Google has launched a new AI model called Gemini 2.5 Computer Use. This model can navigate web pages and interact with them just like a person — filling out forms, clicking buttons, dragging items, and more. The move marks a major step in making AI agents more useful in real-world web tasks.
What Is Gemini 2.5 Computer Use?
Unlike standard AI models that rely on direct programming interfaces (APIs) or backend access, Gemini 2.5 Computer Use operates within a browser.
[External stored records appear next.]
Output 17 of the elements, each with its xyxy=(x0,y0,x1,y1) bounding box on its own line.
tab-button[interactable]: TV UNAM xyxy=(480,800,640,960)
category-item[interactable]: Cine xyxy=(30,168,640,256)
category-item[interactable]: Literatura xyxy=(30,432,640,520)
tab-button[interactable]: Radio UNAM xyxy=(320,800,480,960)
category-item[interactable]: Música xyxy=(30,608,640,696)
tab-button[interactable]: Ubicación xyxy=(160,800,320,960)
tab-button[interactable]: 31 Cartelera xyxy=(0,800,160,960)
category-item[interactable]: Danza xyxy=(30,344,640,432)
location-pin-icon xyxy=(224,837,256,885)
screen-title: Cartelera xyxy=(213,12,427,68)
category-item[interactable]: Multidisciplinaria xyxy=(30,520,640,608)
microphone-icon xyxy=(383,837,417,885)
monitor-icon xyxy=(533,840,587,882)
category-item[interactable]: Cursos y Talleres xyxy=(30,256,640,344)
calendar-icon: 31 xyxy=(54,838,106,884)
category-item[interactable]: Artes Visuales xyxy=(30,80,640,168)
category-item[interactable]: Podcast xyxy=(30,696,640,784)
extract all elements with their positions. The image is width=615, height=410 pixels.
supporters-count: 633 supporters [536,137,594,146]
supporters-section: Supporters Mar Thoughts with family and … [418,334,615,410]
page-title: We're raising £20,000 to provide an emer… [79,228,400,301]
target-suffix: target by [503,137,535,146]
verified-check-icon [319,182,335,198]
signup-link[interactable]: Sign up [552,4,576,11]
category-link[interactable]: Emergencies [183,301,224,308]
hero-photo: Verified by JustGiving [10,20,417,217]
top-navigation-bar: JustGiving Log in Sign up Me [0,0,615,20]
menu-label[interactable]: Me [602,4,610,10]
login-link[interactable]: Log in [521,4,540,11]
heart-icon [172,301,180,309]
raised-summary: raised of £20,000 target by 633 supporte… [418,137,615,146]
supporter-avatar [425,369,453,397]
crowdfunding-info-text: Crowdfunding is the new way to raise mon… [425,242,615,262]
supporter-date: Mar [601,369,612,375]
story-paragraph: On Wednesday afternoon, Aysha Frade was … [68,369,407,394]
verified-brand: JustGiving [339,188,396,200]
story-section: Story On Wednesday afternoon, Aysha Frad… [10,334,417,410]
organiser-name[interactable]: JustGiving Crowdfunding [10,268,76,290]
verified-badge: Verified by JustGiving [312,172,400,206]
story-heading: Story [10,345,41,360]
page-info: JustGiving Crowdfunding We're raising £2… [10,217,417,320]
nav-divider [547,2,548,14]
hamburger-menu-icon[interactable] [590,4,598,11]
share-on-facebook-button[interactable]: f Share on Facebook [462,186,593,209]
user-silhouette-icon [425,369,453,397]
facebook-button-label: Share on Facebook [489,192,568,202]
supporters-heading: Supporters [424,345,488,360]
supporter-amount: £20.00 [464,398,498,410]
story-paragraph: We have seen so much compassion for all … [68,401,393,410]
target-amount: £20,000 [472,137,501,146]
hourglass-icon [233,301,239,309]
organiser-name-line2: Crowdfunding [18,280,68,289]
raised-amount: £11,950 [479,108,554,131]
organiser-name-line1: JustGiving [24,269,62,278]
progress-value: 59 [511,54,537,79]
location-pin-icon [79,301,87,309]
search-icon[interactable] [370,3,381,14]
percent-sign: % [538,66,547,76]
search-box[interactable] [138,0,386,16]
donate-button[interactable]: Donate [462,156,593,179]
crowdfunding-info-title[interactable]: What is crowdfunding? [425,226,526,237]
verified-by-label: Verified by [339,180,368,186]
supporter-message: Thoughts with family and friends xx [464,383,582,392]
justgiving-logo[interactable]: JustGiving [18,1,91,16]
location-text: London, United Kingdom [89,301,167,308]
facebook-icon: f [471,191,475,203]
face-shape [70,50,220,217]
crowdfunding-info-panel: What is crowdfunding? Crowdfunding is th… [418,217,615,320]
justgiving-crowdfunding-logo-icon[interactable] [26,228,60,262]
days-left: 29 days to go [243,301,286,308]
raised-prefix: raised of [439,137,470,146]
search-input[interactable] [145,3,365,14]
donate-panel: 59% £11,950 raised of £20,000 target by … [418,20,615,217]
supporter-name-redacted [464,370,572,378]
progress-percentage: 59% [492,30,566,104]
It perceives the interface visually and then takes steps — such as opening links, typing text, and dragging items — based on what it “sees.”
This makes it especially useful for websites or tools that don’t offer APIs or programmatic access. The AI can “use” the website in a way similar to a person.
Key Features & Capabilities
Here are some of the capabilities and features of this new model:
| Feature | Description |
|---|---|
| Browser interaction | Supports 13 predefined actions like click, type, open URL, drag & drop |
| Visual understanding & reasoning | The AI “sees” interfaces and figures out how to act, rather than relying on structured inputs |
| Agentic tasks | It can carry out multi-step tasks, e.g. filling forms, navigating menus |
| Access & availability | Developers can use it via Google AI Studio and Vertex AI |
| Demo access | Public demos are available through Browserbase The Verge |
| Benchmark performance | Google claims it outperforms alternatives on multiple web and mobile benchmark tests |
| Limitations | Public demos are available through Browserbase, The Verge |
Why It Matters
- Bridging gaps: Many web services don’t offer APIs or structured access. This model can operate directly through the visual interface, opening possibilities for automation in difficult-to-reach web areas.
- More capable agents: With the ability to “use” the web, AI assistants become more powerful — they can go and fetch data, fill forms, and do research steps.
- Developer tools: By making it available through AI Studio and Vertex AI, Google lets developers experiment and build new apps using this capability.
- Competitive edge: Google’s approach differs from models that have deep OS-level or system-level control. Gemini 2.5 Computer Use is more constrained, but more secure and easier to control.
What’s Next & Challenges
- Google notes this is currently limited to browser-level actions, so it doesn’t have full operating-system control.
- Safety, privacy, and trust remain important concerns. Letting an AI act inside web interfaces must be carefully audited to prevent harmful actions.
- Google may expand the action set, improve performance, and add more safety constraints over time.